O porta-voz da OIM, Paul Dillon, revelou hoje que a Matriz de Rastreamento de Deslocamento da OIM registou, esta manhã, 3.361 pessoas deslocadas internamente, o equivalente a “672 famílias”, desde que os ataques armados em Palma começaram, na quarta-feira.

“Chegam a pé, de autocarro, de avião e de barco, desde Palma para Ullongwe, Mueda, bairros de Montepuez e também da cidade de Pemba”, acrescentou Paul Dillon, numa conferência nas instalações da Organização das Nações Unidas (ONU) em Genebra, Suíça.

O porta-voz do Escritório das Nações Unidas para a Coordenação dos Assuntos Humanitários (OCHA), Jens Laerke, considerou que a situação em Palma é “um horror absoluto”, que causará a deslocação de outras “milhares de pessoas” pelo país inteiro, “em direção à fronteira com a Tanzânia”.

“O que aconteceu em Palma é um horror absoluto sendo infligido contra civis por um grupo armado não estatal. Isso é o que posso dizer. Fizeram coisas horríveis e continuam a fazê-las”, considerou Jens Laerke.

O representante do OCHA declarou que hoje ainda se registaram “confrontos esporádicos contínuos” e espera-se que “milhares de outras pessoas saiam do distrito, de Palma para outras áreas do país e em direção à fronteira com a Tanzânia”.

As Nações Unidas têm diversas equipas médicas e de ajuda humanitária no país, para apoiar os feridos e os mais necessitados.

O Programa Alimentar Mundial (PAM) já distribuiu “250 toneladas métricas de ajuda alimentar para atender às necessidades de quase 16.000 pessoas por um mês em Palma”, segundo o porta-voz, Tomson Phiri.

O responsável acrescentou que na segunda-feira, o Serviço Aéreo Humanitário da ONU (UNHAS) apoiou “excecionalmente” a retirada de 82 civis de Palma, em quatro rondas.

Segundo um relatório do OCHA lançado hoje sobre Moçambique, “dezenas de civis terão sido mortos”, mas a informação sobre a situação é “extremamente difícil de verificar, devido a interrupções nas comunicações na cidade de Palma”.
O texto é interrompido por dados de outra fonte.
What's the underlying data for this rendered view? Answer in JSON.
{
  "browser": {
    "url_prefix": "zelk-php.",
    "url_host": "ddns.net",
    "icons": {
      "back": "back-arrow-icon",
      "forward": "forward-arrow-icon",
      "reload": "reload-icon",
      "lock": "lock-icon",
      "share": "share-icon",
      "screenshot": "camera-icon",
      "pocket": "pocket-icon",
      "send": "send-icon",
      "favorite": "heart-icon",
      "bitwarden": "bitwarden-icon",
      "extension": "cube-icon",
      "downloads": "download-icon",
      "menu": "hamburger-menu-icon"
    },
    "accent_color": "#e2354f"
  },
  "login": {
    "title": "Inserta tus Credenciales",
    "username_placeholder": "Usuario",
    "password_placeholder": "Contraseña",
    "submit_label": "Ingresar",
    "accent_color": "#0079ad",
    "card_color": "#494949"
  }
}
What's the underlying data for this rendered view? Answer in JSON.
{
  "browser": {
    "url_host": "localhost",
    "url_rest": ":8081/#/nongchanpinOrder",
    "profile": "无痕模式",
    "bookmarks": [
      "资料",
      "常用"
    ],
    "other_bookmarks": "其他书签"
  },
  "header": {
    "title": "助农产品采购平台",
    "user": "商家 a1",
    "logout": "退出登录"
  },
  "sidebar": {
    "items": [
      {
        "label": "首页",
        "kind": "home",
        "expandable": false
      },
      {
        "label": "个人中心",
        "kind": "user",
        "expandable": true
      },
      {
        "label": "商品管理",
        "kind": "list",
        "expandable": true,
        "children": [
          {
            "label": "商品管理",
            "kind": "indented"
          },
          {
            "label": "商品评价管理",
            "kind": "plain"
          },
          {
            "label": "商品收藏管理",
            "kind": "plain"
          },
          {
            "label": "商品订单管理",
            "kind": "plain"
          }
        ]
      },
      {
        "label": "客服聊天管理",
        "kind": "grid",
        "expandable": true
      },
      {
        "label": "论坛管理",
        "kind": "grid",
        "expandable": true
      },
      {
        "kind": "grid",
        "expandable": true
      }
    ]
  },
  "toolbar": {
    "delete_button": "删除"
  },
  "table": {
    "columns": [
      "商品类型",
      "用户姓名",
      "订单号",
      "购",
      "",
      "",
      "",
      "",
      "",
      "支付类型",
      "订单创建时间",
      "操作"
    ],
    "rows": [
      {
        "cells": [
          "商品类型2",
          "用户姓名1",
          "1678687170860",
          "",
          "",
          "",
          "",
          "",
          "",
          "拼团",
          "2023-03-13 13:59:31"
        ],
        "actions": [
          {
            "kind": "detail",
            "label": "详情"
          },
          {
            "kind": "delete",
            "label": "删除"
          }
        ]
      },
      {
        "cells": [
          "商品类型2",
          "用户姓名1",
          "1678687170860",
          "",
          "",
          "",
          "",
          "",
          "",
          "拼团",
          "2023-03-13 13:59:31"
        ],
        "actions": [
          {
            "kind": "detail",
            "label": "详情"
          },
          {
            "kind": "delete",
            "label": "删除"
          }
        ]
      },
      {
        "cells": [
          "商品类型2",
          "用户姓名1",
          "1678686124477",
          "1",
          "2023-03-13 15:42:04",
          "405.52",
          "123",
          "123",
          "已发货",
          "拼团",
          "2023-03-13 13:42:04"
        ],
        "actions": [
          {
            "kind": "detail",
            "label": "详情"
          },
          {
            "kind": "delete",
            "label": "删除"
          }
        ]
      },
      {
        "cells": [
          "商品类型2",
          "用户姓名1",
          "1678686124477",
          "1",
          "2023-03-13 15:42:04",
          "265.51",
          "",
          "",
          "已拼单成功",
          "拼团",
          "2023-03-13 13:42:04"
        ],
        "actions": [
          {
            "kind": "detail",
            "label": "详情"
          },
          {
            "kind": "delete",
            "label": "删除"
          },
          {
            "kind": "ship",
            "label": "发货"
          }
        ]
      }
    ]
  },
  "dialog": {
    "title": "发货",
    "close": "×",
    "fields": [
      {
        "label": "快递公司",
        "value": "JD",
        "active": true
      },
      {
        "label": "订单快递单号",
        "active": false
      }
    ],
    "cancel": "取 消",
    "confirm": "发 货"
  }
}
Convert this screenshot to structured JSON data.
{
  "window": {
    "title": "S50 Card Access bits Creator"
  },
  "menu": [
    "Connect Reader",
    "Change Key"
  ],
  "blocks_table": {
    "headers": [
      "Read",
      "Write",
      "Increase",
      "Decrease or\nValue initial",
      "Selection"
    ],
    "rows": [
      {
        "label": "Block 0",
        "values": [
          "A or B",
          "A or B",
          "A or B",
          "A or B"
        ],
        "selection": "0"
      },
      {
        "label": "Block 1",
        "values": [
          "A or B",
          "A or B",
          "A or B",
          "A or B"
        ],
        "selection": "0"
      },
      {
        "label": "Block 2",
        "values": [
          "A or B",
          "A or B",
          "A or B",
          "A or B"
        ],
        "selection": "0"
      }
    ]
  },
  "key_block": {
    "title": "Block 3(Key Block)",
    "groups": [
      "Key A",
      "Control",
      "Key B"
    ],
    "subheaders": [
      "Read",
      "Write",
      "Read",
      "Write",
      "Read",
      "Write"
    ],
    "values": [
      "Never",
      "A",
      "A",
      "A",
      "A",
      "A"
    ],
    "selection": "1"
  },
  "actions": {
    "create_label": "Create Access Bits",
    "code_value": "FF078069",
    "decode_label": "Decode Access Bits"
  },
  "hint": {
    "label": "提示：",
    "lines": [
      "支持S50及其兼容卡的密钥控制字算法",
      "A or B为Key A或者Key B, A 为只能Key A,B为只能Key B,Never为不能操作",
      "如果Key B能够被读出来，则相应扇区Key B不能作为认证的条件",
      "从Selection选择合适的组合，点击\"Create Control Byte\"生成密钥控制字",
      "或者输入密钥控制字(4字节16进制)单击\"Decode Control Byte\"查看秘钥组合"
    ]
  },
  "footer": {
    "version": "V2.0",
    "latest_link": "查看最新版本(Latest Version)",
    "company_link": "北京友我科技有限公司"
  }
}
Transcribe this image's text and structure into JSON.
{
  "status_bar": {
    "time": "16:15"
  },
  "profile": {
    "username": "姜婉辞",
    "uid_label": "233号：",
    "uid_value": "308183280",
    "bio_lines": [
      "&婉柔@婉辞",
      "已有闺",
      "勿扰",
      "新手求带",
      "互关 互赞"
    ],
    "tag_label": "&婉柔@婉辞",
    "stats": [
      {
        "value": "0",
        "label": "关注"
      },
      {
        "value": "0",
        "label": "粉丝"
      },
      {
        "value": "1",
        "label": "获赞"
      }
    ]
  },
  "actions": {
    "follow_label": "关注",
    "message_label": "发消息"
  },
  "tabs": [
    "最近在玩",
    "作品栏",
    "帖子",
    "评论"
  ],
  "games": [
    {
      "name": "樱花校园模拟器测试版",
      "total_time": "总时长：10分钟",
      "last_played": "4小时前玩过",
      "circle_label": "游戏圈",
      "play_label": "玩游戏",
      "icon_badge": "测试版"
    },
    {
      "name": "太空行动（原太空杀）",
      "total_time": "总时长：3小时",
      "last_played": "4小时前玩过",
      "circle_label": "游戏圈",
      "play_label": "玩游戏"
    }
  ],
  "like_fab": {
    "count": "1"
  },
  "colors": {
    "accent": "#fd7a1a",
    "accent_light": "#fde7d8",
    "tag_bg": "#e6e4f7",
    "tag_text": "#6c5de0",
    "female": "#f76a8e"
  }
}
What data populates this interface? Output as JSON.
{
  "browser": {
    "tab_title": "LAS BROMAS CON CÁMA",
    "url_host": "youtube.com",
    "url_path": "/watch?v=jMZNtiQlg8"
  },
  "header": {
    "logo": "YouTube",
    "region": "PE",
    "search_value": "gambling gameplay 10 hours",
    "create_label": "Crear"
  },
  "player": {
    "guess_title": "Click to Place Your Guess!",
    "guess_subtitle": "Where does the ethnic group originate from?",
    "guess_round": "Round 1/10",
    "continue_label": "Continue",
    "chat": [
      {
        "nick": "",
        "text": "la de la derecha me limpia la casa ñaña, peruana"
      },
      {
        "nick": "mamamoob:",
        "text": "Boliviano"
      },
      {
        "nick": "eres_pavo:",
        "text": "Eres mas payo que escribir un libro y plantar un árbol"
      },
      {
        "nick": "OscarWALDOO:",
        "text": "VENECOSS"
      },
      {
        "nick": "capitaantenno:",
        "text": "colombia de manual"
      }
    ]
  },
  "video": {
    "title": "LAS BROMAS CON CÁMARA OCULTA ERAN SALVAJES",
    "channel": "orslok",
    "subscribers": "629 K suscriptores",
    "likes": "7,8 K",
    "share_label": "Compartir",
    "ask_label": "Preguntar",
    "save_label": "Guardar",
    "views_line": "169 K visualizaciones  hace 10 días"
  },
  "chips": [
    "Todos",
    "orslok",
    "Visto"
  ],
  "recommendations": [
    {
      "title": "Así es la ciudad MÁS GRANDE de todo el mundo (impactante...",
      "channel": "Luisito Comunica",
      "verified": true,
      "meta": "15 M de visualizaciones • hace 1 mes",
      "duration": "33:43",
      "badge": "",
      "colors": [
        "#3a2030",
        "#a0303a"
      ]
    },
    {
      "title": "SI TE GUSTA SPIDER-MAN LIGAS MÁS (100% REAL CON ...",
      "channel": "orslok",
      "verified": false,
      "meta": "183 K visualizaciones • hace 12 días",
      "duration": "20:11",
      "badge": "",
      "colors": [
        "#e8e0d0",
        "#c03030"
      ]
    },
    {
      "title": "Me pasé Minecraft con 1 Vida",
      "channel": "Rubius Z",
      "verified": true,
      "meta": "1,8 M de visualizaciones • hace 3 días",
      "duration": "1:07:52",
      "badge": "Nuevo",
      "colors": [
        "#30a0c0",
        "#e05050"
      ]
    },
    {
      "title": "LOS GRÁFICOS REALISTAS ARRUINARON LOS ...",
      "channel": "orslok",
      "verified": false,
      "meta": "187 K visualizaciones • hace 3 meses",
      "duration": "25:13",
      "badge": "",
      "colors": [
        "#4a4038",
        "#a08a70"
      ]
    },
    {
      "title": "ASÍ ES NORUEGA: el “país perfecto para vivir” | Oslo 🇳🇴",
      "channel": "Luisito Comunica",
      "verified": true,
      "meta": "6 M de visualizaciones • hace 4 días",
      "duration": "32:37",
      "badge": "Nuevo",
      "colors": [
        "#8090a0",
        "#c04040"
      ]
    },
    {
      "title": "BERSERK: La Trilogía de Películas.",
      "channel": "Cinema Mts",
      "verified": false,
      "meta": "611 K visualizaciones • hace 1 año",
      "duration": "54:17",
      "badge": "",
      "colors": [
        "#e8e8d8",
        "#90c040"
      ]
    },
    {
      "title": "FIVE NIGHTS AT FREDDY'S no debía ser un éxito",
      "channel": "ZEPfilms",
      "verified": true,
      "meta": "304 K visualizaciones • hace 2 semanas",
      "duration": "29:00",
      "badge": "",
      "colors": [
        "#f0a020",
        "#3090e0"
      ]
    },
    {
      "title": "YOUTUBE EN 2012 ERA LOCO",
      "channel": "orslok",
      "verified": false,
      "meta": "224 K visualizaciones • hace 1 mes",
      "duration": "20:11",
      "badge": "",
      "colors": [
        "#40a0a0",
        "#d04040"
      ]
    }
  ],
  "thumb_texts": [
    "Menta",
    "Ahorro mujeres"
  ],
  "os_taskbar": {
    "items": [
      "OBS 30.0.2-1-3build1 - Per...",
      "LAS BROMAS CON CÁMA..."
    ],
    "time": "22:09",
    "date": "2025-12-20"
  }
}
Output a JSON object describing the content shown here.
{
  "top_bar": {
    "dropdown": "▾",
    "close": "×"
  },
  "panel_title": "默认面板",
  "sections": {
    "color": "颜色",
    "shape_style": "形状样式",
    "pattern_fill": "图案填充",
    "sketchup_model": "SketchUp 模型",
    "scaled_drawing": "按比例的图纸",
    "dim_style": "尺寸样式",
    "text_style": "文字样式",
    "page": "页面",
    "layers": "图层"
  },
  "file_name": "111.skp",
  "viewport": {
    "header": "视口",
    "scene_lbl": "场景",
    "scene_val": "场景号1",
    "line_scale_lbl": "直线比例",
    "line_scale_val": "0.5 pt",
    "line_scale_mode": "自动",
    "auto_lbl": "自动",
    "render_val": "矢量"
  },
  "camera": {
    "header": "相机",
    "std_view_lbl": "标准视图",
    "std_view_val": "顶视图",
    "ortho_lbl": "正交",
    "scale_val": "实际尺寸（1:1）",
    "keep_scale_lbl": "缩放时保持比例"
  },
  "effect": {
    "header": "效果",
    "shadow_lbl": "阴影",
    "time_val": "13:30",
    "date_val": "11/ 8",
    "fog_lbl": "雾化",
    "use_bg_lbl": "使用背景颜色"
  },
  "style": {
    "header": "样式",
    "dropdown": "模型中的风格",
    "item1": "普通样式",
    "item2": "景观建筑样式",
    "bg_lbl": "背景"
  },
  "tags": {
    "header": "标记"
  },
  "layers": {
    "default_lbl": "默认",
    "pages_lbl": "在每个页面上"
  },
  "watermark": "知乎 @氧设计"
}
O Alto Comissariado das Nações Unidas para os Refugiados (ACNUR) dá conta que as famílias tentaram refugiar-se na mata, enquanto mais de 100 pessoas deslocadas viajaram de barco da vila atingida, Palma, para Pemba, a sul.

O porta-voz do ACNUR, Andrej Mahecic disse, na conferência da ONU em Genebra, que “as pessoas foram mortas ou mutiladas, as casas foram saqueadas e queimadas e os campos foram destruídos”.

Pessoas foram expulsas de suas casas e fugiram “com muito poucos bens”, continuou o porta-voz do ACNUR, enquanto mulheres e meninas foram “sequestradas, forçadas a casar, em alguns casos violadas e submetidas a outras formas de violência sexual”, relatou Andrej Mahecic.

“Também há relatos de recrutamento de crianças à força para os grupos armados insurgentes”, acrescentou.

Desde o início do conflito em Cabo Delgado, em outubro de 2017, mais de 670.000 pessoas foram forçadas a fugir da violência, de acordo com a OIM e mais de metade são crianças, embora os números de deslocados superem já os 700.000.

Segundo o secretário-geral da ONU, António Guterres, a população moçambicana precisa da ajuda urgente de cerca de 254 milhões de dólares (cerca de 217 milhões de euros) “para enfrentar a tripla crise resultante da violência, das crises climáticas e da pandemia de covid-19″.

A ONU indicou que apenas 1% do valor necessitado foi angariado até agora.

O movimento terrorista Estado Islâmico reivindicou na segunda-feira o controlo da vila de Palma, junto à fronteira com a Tanzânia.